WSCZ
- Winnsboro, South Carolina; United States;
- Broadcast area: Columbia metropolitan area
- Frequency: 93.9 MHz
- Branding: Hot 103.9 / 93.9

Programming
- Format: Mainstream urban (WHXT simulcast)
- Affiliations: Premiere Networks

Ownership
- Owner: Connoisseur Media; (Alpha Media Licensee, LLC);
- Sister stations: WHXT, WARQ, WFOX, WWDM

History
- First air date: 1990 (as WQKI-FM)
- Former call signs: WQKI-FM (1991–2003) WIGL (2003–2010)

Technical information
- Licensing authority: FCC
- Facility ID: 54576
- Class: C3
- ERP: 8,900 watts
- HAAT: 166.3 meters (546 ft)

Links
- Public license information: Public file; LMS;
- Webcast: Listen Live
- Website: hot1039939.com

= WSCZ =

Radio station in Winnsboro, South Carolina

WSCZ (93.9 FM) is a commercial radio station licensed to Winnsboro, South Carolina. It is owned by Connoisseur Media and it simulcasts WHXT 103.9 in Orangeburg, South Carolina. Together both stations cover most of the Columbia Metropolitan Area, with WSCZ based to the north and WHXT based to the south. The stations air a mainstream urban radio format. The studios are on Pineview Road in Columbia and WSCZ's transmitter is off Flint Hill Road in Winnsboro.

==Station history==
WQKI-FM first signed on in 1990 as the FM sister station of WQKI. WQKI-FM featured an urban contemporary music format under the "Quikie 93.9" moniker.

In 2003, Miller Communications acquired WQKI-FM and swapped its call letters with WIGL 102.9. It got a construction permit to upgrade its signal to cover parts of Columbia. In that year, Miller flipped 93.9 to Hot AC as Mix 93.9 with the nationally syndicated program "The Bob and Sheri Show" in the morning. Two years later, WIGL flipped to Classic Hits as Bad Dog 93–9 with Rick & Bubba in the morning. The station shared the same programming with sister WICI-FM 94.7 in Sumter.

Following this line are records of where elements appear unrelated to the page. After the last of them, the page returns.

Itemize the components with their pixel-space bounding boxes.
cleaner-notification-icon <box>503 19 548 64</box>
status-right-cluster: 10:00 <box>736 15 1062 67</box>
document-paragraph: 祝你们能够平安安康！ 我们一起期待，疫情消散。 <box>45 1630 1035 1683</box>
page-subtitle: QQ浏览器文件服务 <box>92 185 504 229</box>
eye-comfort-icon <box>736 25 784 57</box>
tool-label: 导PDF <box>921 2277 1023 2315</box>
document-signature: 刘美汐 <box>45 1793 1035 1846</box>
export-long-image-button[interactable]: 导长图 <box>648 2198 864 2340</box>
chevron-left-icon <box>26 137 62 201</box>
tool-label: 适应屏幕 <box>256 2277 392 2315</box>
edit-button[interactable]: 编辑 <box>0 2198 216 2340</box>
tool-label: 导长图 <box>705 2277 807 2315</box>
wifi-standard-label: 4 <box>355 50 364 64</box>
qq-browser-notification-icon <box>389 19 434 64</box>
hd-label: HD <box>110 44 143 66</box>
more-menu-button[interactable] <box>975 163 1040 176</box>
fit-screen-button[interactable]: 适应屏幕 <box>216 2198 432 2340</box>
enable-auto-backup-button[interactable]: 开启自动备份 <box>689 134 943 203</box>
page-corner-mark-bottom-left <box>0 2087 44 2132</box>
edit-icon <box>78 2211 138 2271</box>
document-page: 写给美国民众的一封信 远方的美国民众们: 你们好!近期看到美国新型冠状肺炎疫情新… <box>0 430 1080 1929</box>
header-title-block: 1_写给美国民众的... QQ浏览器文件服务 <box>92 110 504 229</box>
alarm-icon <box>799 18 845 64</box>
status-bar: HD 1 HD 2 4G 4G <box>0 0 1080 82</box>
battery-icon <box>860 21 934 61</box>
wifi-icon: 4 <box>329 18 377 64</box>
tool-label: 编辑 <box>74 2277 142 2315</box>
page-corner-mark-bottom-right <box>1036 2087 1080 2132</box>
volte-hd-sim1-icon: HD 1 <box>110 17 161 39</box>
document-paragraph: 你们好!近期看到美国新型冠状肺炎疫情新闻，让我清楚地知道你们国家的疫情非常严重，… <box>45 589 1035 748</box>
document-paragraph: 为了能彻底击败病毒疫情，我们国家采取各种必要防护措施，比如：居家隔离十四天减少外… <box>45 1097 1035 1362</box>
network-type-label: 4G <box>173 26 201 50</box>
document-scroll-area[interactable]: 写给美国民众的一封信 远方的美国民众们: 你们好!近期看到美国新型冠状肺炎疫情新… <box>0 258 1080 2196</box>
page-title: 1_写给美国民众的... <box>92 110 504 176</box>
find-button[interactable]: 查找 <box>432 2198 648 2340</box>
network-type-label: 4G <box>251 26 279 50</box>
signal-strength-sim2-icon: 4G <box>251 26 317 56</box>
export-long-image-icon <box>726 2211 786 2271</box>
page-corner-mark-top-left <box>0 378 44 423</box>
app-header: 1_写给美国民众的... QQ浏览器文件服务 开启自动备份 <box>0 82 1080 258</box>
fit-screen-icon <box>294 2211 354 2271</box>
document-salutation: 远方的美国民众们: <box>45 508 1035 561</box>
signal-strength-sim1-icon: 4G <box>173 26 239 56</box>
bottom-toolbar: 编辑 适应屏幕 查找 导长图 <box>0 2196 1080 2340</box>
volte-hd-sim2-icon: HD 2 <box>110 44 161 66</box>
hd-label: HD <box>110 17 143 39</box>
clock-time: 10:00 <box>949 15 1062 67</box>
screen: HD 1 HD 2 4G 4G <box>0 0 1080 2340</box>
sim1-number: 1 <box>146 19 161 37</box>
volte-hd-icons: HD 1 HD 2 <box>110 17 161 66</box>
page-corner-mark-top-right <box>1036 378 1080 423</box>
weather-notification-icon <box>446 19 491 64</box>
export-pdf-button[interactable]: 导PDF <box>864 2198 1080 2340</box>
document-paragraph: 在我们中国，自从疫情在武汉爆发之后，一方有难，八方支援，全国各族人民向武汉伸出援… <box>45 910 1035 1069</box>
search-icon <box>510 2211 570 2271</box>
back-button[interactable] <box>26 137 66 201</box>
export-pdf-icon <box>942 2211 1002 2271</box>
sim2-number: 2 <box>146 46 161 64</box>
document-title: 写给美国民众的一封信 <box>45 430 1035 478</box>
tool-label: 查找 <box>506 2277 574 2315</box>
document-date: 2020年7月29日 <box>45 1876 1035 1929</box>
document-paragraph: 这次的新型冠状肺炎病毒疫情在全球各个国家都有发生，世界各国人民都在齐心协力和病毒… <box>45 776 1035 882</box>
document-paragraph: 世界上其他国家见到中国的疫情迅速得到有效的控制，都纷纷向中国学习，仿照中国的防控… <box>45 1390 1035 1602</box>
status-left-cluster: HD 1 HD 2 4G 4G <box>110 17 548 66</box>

On March 30, 2007, after a year that saw little audience growth, WIGL was LMA'ed to Peregon Broadcasting, the operators of WQVA 1170 in Lexington and temporary operator of WHZQ 94.1 in Cross Hill (WHZQ was dropped several weeks after Peregon acquired control of WIGL). Peregon flipped WIGL to Spanish Contemporary as "Radio Ritmo" (Spanish for "rhythm"), making it the first Spanish language FM in the Columbia radio market. Programming included contemporary music and salsa as well as community affairs. The state's Latino population had increased by 45 percent in five years, fourth in the country. Miller Communications' Harold Miller said, "The response has been excellent."

In July 2008, WIGL went dark and the Ritmo format was relegated to the 1170 AM signal. The LMA with Peregon fell through. On Thursday, July 8, 2010, WIGL's call letters were changed to WSCZ-FM. On Friday, July 16, 2010, WSCZ-FM signed on with mainstream rock as "Z 93-9" with the slogan "Everything That Rocks." Then, in November 2010, WSCZ became "Cat Country 93.9", "Columbia's New Station For Today's Country & Your All Time Favorites".

On September 9, 2014, WSCZ began simulcasting WHXT "Hot 103.9". Effective November 30, 2015, Miller Communications sold WSCZ to Alpha Media LLC for $900,000.